Another tweet added: “This is basically the plot to my stupid book. Our entire society is made up of shitty little fucks who insult badasses & get away with it because law enforcement & social norms protect the WEAK from the STRONG. I’m over it. The weak better buckle up... shit is about to get real.”

But at the time, he also received backlash from people. A user had fired back, “Physically assaulting someone because of something they said does not mean you are strong. It means you are weak. Words and actions are very different, that’s why we have freedom of speech but not freedom of violence.” Another one commented, “Isn’t the goal of the strong to be protective of the weak? If you were really strong why would you give af what they say?? Mike Tyson didn’t react like a badass he reacted with insecurity.”



 



 

Even a recent response on his tweets added: “Shit got so real this murderer was killed by a woman (a policewoman).
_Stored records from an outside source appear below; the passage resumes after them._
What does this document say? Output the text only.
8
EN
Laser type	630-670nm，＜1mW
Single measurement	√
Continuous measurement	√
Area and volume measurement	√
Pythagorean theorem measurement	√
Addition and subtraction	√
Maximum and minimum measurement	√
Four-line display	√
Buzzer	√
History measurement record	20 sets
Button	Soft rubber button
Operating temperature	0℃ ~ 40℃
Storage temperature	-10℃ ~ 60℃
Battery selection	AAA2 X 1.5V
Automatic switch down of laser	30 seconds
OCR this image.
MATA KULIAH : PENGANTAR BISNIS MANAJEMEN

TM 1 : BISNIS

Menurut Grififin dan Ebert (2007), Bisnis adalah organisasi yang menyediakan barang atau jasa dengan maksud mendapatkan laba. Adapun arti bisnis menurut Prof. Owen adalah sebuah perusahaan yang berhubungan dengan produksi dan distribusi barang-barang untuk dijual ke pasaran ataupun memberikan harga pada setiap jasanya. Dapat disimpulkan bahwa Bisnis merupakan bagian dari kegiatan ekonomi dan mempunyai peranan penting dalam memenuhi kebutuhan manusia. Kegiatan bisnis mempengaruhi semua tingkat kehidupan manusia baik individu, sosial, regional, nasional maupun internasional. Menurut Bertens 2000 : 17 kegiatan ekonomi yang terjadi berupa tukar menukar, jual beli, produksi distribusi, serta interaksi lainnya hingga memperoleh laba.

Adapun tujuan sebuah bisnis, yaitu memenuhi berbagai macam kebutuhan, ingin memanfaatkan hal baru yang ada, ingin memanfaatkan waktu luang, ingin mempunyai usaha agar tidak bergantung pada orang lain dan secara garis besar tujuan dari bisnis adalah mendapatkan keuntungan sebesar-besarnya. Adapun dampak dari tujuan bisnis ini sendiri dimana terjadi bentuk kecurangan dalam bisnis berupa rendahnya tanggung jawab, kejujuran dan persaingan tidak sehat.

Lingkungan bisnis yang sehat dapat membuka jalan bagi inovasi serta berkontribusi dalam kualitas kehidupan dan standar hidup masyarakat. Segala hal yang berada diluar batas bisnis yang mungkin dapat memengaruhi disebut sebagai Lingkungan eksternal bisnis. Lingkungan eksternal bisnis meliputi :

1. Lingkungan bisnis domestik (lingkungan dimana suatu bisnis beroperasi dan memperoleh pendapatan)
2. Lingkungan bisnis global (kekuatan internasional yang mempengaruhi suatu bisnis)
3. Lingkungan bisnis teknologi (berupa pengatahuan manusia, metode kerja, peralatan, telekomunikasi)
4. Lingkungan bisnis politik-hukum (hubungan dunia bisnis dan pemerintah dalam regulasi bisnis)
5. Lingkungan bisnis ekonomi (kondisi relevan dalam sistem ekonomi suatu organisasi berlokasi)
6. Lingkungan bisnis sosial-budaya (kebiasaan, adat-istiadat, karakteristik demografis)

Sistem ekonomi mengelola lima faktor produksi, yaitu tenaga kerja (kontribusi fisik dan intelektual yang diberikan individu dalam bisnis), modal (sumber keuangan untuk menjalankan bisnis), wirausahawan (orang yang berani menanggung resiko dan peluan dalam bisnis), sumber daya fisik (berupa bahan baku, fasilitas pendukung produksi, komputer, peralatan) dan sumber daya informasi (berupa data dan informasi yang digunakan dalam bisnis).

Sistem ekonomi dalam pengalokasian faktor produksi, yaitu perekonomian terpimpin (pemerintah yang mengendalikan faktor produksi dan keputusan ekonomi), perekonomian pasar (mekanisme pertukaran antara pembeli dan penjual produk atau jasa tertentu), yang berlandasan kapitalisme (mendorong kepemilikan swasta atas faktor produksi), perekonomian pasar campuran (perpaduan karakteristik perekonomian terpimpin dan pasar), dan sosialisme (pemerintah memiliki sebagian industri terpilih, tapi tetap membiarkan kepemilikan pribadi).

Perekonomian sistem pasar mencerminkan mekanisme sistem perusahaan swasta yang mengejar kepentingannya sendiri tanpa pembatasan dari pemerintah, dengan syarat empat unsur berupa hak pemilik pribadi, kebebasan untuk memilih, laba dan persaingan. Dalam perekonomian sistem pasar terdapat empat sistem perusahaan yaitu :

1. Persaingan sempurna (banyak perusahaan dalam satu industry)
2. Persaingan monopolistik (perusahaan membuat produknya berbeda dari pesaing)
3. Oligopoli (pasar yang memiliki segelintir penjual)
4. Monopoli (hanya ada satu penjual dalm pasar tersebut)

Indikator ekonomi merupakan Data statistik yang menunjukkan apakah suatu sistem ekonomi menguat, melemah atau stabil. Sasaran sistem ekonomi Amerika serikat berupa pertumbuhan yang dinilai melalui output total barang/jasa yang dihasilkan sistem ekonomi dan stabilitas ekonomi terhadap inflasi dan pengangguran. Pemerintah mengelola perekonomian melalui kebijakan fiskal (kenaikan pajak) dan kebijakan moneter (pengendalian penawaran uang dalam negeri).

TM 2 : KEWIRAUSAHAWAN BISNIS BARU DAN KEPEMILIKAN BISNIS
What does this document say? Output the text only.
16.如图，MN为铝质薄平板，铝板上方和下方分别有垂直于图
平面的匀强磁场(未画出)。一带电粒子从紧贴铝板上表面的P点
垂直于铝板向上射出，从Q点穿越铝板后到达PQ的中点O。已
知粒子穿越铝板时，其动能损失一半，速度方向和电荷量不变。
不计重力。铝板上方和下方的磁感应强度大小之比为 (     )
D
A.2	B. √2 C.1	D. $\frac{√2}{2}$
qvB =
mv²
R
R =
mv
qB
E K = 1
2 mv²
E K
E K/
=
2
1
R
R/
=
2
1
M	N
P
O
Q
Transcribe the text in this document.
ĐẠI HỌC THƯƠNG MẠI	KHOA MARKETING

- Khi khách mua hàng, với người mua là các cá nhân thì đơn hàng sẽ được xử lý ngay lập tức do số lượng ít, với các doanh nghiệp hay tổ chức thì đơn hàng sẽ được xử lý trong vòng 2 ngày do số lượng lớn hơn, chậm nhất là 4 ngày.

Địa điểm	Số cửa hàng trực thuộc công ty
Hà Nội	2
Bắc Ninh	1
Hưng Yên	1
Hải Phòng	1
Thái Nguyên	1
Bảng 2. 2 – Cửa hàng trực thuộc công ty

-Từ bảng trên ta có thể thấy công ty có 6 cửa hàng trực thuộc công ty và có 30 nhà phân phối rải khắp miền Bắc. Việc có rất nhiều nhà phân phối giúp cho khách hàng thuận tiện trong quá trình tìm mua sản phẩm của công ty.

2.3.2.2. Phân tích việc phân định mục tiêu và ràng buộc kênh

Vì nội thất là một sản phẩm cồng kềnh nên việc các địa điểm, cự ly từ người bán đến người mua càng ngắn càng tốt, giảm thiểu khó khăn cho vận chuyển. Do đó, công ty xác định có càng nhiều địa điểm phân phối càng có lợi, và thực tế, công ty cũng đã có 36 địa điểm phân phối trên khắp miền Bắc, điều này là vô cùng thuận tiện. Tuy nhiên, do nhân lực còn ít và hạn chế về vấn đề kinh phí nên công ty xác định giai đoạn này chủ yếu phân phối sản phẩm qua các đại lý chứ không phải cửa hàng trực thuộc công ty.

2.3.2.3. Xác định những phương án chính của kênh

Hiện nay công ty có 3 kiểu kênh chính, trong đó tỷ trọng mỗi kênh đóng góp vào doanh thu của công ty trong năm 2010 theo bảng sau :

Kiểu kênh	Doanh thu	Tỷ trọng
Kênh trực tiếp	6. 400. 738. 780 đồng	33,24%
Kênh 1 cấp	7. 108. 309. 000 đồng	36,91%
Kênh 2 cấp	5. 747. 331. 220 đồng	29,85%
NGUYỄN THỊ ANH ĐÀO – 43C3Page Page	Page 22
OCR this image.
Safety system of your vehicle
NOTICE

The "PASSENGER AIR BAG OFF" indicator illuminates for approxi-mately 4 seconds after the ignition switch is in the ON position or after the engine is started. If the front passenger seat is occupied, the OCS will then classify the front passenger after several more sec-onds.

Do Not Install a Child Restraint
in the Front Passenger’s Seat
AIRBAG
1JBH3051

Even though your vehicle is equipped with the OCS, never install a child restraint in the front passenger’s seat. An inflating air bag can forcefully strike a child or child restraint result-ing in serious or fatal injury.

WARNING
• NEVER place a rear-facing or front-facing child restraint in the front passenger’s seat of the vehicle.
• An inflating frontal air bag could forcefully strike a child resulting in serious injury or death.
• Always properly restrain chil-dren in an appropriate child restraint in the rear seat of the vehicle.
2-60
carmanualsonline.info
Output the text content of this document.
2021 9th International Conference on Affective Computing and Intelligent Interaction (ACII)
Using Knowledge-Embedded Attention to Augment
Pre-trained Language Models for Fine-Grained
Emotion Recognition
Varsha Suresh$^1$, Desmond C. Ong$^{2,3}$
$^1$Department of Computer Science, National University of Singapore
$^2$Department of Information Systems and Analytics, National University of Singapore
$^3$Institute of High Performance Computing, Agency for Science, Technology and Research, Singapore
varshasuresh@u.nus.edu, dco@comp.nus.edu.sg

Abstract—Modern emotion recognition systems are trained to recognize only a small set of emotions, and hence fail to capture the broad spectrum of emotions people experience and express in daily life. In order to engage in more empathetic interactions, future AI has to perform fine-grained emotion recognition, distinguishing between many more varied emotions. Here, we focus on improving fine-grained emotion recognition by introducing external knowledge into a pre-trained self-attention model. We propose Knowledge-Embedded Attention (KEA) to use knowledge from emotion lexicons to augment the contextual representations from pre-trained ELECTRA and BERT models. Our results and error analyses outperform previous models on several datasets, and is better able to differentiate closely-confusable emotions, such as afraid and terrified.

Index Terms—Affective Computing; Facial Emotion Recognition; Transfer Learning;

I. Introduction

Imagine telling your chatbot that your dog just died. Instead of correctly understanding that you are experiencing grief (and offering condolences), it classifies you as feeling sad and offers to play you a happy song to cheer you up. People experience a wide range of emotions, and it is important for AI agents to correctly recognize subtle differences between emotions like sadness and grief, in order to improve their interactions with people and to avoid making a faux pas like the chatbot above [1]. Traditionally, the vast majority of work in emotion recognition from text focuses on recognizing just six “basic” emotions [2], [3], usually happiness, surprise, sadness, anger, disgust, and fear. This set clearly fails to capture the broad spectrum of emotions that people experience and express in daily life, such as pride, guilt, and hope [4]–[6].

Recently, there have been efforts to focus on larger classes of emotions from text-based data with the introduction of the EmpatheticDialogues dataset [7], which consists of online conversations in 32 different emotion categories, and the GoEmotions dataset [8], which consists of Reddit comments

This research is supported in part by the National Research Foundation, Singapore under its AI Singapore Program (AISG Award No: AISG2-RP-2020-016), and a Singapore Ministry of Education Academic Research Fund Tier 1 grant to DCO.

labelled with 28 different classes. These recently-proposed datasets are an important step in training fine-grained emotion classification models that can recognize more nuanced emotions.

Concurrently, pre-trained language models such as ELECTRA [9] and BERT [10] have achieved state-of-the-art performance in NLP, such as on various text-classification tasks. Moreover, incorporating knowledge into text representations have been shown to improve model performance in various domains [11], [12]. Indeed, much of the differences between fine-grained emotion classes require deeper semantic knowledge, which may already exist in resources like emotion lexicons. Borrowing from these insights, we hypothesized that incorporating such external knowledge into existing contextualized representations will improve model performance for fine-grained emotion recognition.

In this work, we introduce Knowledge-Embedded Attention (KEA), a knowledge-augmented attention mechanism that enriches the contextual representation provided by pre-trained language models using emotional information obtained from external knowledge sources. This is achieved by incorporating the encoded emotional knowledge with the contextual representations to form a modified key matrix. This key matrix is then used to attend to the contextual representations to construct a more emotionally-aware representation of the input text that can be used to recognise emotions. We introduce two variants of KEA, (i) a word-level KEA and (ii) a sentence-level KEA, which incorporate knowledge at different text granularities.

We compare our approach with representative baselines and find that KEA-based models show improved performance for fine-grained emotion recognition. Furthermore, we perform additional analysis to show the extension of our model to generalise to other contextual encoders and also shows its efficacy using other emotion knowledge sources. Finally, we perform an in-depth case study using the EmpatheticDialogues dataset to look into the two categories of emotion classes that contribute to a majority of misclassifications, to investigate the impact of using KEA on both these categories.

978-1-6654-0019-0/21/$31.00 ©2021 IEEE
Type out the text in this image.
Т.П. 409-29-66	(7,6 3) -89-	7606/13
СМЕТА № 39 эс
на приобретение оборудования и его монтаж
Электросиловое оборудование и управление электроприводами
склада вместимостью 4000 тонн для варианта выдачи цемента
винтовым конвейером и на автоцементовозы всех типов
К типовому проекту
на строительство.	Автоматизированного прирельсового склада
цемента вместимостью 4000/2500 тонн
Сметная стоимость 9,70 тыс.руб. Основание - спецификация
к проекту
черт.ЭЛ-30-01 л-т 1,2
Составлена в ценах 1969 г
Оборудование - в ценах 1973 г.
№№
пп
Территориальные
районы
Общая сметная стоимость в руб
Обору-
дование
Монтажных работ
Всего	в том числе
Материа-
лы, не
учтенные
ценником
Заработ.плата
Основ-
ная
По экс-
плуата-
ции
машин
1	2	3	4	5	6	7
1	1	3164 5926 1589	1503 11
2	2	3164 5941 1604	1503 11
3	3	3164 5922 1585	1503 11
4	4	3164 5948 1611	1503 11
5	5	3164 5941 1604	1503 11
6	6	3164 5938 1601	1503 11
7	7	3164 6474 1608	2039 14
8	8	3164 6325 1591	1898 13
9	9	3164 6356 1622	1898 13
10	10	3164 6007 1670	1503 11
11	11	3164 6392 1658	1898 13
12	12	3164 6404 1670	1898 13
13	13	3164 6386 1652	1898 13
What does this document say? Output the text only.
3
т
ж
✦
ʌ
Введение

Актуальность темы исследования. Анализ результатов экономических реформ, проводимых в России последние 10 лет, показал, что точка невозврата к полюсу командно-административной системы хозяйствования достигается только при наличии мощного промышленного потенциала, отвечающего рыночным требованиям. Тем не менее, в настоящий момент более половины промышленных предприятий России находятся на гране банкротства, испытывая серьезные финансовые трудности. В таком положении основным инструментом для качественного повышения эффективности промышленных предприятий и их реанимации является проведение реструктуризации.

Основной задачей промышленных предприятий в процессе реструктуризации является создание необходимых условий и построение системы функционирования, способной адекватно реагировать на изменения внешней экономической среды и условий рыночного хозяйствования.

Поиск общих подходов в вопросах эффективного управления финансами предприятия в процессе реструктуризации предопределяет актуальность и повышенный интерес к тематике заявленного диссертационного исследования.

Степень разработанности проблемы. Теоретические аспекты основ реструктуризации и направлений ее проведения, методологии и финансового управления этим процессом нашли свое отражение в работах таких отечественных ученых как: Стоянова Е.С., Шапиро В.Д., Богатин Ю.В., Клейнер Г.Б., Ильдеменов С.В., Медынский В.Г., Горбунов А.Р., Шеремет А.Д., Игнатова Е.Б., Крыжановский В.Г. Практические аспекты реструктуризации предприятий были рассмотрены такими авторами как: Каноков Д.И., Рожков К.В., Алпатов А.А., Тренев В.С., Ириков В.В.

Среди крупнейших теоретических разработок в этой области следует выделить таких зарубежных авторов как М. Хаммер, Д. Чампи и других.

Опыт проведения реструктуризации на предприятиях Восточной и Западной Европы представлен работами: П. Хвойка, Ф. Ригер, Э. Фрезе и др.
He was the very definition of "toxic masculinity. Those who admired his need to look in the mirror & ask why? Why the tough guy poser routine? It's so clear that your pretend strength only masks insecurity.”



 

McLeod had also made his appearance on the right-wing rapper and social media personality Nzube Olisaebuka Udezu’s podcast, where they discussed “his journey from atheism to belief in God, creation through revelation, living alone and transcribing 'Sanction'.”

The motive behind the killings has not been found yet, but Paul Pazen, chief of Denver Police, said that it might have connections to McLeod’s “history of extremist views and psychiatric episodes”. Police have not yet officially verified that McLeod and McClay were the same people, but a spokesman for the Denver Police Department Kurt Barns told The Daily Beast that he would let the investigators know about this.